Published online by Cambridge University Press: 06 January 2010
There was no ship of antique shape now to take us back. We had come out of the nightmare; and there was nowhere else to go.
(V.S. Naipaul, The Enigma of Arrival)Just prior to the publication of India: A Million Mutinies Now, Naipaul spoke at the Manhattan Institute in New York. The talk, entitled “Our Universal Civilization,” partially diluted the response that the longer publication was to enjoy: acknowledgment of Naipaul's more receptive view of a world and a country hitherto criticized for its failure with modernity. The title of Naipaul's address, we are told, issued from the questions posed to him by a fellow of the Institute: “Are we – are communities – as strong only as our beliefs? Is it enough for beliefs or an ethical view to be passionately held? Does the passion give validity to the ethics?

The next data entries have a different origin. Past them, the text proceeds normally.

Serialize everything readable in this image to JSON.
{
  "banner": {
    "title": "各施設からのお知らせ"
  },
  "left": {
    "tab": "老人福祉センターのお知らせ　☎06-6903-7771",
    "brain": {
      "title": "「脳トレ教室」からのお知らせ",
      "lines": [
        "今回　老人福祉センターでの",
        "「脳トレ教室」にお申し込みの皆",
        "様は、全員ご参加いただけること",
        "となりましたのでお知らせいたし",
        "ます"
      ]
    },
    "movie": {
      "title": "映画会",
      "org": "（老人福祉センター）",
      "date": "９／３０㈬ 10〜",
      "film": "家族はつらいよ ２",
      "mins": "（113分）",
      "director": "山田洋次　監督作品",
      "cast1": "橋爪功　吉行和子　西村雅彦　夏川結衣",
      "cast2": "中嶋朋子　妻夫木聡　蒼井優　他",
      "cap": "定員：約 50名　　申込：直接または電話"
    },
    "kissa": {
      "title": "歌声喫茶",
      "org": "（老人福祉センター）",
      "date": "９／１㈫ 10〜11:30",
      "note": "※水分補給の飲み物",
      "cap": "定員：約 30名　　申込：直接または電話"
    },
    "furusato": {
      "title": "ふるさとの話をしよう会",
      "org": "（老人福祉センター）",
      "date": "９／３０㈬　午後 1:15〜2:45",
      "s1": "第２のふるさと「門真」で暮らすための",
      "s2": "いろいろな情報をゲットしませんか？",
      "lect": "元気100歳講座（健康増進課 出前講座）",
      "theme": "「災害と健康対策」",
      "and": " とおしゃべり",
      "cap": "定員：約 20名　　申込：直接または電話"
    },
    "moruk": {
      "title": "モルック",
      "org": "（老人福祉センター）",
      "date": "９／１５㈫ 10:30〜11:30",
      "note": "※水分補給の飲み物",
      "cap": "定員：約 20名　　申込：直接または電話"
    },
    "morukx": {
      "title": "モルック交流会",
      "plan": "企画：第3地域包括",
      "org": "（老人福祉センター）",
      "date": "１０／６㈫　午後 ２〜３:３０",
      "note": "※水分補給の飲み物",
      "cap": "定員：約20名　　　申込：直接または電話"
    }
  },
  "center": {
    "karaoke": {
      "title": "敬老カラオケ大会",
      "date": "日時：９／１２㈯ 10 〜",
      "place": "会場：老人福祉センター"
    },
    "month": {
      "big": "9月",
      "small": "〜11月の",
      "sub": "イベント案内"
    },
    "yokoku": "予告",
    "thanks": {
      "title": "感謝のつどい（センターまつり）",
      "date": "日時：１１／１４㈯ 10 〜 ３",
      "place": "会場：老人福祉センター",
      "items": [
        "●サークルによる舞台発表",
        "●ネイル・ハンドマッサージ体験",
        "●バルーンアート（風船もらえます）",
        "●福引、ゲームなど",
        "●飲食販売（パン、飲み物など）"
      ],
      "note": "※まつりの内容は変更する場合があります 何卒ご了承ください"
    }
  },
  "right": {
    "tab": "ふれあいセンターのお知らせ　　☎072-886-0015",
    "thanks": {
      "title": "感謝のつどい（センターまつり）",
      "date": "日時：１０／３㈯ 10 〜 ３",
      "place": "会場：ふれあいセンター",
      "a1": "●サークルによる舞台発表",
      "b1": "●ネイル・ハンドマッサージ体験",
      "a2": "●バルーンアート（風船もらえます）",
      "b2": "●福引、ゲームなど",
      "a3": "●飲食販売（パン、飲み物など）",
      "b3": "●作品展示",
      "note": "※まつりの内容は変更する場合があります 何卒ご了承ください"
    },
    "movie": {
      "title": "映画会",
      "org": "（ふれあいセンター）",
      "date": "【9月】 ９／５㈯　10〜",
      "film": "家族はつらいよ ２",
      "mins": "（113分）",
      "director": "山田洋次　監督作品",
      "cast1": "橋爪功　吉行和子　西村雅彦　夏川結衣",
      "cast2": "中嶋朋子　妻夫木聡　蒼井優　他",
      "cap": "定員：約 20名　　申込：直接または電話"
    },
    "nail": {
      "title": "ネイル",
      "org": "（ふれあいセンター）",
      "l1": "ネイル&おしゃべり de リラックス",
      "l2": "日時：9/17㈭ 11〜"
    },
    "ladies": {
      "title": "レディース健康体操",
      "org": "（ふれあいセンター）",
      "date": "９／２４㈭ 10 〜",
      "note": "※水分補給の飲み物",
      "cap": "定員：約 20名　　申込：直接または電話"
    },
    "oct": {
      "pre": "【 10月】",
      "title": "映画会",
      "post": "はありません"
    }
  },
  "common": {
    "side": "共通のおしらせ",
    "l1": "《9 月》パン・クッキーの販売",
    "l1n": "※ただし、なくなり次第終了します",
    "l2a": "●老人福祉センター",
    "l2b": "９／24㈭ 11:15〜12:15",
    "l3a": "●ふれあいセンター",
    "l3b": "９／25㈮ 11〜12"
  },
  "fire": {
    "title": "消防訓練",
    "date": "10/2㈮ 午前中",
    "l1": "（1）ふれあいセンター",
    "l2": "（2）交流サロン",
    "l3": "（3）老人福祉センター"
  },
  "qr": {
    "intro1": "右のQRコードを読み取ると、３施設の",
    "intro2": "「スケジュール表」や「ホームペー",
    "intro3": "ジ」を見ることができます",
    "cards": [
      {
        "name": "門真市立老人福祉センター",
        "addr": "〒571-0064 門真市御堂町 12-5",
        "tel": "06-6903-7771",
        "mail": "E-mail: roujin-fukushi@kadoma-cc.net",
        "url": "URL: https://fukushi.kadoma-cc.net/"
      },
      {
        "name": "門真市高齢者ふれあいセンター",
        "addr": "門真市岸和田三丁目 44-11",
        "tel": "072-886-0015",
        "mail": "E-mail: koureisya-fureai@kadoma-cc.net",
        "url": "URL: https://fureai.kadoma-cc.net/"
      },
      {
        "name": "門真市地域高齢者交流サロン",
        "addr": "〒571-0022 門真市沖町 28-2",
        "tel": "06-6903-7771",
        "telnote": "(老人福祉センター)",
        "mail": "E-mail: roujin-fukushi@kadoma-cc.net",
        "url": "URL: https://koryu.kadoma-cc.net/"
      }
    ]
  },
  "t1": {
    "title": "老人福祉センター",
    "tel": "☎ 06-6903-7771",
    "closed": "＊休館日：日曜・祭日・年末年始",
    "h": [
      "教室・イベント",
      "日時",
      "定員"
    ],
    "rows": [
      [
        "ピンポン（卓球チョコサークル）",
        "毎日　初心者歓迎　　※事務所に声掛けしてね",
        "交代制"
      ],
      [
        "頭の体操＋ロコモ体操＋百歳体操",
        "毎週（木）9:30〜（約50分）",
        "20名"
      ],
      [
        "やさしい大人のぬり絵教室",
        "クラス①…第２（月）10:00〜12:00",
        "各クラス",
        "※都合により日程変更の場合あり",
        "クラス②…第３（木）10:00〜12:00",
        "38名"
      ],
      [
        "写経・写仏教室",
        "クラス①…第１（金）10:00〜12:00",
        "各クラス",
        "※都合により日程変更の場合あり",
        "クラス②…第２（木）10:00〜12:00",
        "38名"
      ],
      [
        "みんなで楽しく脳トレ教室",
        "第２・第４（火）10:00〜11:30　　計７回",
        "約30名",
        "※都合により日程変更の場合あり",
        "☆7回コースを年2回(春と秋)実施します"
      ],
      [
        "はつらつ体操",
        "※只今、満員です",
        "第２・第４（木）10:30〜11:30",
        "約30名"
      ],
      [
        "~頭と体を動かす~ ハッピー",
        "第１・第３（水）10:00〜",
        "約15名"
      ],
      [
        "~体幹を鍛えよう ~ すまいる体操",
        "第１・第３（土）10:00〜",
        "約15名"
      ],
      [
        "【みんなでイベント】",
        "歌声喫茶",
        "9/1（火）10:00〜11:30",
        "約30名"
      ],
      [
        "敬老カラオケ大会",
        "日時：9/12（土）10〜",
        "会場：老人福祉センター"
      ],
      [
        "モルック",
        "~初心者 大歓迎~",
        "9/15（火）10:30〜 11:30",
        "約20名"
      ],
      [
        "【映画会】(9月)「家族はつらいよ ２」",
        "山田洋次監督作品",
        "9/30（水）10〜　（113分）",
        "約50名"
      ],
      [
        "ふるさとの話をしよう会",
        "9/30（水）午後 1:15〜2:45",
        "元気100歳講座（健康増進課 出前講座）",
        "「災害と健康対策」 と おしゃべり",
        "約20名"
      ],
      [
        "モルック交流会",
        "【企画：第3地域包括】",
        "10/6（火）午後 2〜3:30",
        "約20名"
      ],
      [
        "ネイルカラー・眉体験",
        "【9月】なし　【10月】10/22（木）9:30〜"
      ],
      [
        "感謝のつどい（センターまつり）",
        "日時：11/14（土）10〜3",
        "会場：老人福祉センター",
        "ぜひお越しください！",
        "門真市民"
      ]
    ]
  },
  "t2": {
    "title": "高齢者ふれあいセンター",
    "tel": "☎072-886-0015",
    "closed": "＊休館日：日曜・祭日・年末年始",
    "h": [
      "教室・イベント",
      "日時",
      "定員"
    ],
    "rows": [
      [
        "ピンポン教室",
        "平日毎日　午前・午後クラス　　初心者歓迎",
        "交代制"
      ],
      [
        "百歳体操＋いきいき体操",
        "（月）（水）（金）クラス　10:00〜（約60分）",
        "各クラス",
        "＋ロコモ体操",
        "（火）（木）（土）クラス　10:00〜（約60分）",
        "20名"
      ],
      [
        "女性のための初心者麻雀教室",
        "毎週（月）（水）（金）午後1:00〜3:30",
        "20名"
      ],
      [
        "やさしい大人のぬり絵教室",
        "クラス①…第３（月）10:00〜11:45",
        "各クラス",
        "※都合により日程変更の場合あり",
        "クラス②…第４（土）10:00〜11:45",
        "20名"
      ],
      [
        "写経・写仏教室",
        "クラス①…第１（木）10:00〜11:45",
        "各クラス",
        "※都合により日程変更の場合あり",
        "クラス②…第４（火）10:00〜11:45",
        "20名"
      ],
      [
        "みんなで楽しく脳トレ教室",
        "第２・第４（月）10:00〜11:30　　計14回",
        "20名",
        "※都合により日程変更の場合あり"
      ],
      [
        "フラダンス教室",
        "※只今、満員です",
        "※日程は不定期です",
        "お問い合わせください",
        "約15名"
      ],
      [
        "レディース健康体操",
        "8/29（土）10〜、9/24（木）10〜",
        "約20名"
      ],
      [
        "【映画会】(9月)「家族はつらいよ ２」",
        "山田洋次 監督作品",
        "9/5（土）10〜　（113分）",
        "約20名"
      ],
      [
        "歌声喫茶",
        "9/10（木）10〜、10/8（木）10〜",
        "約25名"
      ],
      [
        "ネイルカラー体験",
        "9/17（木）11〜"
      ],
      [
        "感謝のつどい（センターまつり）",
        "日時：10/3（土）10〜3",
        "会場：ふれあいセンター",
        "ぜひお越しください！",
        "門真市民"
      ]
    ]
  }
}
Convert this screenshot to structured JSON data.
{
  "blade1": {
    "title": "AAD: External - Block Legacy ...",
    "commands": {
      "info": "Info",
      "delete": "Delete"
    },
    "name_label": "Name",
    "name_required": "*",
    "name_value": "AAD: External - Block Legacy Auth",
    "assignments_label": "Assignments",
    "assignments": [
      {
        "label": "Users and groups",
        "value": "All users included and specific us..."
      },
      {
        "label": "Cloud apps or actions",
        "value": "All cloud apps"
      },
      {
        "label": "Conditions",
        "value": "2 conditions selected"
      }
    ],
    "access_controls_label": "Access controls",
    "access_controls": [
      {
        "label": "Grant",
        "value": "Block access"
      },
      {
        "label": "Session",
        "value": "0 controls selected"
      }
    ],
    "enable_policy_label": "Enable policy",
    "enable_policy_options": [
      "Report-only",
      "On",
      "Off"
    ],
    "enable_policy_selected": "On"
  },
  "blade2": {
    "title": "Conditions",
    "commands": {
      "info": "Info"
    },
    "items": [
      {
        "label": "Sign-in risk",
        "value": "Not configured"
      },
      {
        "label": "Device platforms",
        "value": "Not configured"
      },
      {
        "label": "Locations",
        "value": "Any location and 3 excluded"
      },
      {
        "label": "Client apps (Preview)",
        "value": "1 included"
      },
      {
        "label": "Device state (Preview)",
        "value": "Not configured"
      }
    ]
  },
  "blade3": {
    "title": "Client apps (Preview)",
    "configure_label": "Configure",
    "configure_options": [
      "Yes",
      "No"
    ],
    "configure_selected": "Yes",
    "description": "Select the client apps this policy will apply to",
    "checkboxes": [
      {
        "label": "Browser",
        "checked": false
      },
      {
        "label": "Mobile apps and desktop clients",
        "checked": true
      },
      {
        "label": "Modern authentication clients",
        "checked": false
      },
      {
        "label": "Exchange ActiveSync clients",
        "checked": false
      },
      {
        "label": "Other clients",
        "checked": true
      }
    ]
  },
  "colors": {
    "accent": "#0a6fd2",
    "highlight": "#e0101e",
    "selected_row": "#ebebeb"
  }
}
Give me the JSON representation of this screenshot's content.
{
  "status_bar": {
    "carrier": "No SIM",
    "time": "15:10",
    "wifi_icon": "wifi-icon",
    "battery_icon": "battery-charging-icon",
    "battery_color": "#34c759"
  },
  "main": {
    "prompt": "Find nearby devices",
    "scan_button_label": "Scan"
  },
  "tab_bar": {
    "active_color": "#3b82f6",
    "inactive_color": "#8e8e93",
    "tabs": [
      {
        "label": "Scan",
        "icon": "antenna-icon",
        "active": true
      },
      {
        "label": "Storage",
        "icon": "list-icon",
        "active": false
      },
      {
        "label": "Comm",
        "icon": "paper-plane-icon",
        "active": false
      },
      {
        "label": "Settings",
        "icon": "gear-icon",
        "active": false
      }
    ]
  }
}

Are beliefs or ethical views arbitrary, or do they represent something essential in the cultures where they flourish?” (“Our Universal Civilization,” p. 22). Understanding the rhetorical inflection in how these issues were offered, Naipaul states that he “couldn't share the pessimism implied by the questions … that the very pessimism of the questions, and their philosophical diffidence, defined the strength of the civilization out of which it issued” (“Our Universal Civilization,” p. 22). Hence, Naipaul goes on to explain, the civilization which can accommodate the boundaries of another's intransigence is the one that can claim universality.